0
votes

I found that using sparksql (from pyspark) to query a DataFrame generated from multiple parquet files are much less efficient than the same amount of data generated from a single parquet file, though the filter condition is not the first column (so I guess it is no the index stuff). Does anyone know why will this happen? And how could I make the query response time as efficient as the latter?

# the parquet files are stored on hdfs
hdfs_path = 'hdfs://localhost:9000/Test/'
paths = [hdfs_path+'p1.parquet', hdfs_path+'p2.parquet', hdfs_path+'p3.parquet']

# laod the parquet files into a DataFrame
dfs = sqlContext.read.parquet(*paths)

# query from the DataFrame
sql = '_c2 > 4 and _c2 < 10'
query_result = dfs.filter(sql).collect() # slower

# now write the DataFrame as 1 parquet and reload
dfs.write.mode('overwrite').parquet(hdfs_path+'all_in_one.parquet')
df = sqlContext.read.parquet(hdfs_path+'all_in_one.parquet')

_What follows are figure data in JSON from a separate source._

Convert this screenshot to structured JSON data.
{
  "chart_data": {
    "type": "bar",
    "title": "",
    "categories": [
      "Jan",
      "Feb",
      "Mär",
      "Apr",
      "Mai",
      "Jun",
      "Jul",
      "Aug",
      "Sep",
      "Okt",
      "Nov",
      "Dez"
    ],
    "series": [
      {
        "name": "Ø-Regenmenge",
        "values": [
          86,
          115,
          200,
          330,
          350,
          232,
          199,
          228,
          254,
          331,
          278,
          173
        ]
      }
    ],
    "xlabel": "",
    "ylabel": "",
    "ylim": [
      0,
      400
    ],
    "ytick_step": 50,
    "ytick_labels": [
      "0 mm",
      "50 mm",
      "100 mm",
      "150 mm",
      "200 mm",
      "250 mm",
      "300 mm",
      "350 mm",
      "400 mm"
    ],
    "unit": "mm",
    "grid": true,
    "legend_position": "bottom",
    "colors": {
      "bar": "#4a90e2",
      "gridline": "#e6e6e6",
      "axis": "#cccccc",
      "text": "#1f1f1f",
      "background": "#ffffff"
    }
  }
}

# the query response time is much faster
query_result = df.filter(sql).collect() # faster

1

1 Answers

0
votes

Answer my own question:

It seems the main reason is each file is too small, the metadata checking time dominate the query response time. When the file is large enough (i.e., at least greater than the block size, which it should be), the query response time will be dominated by the results IO.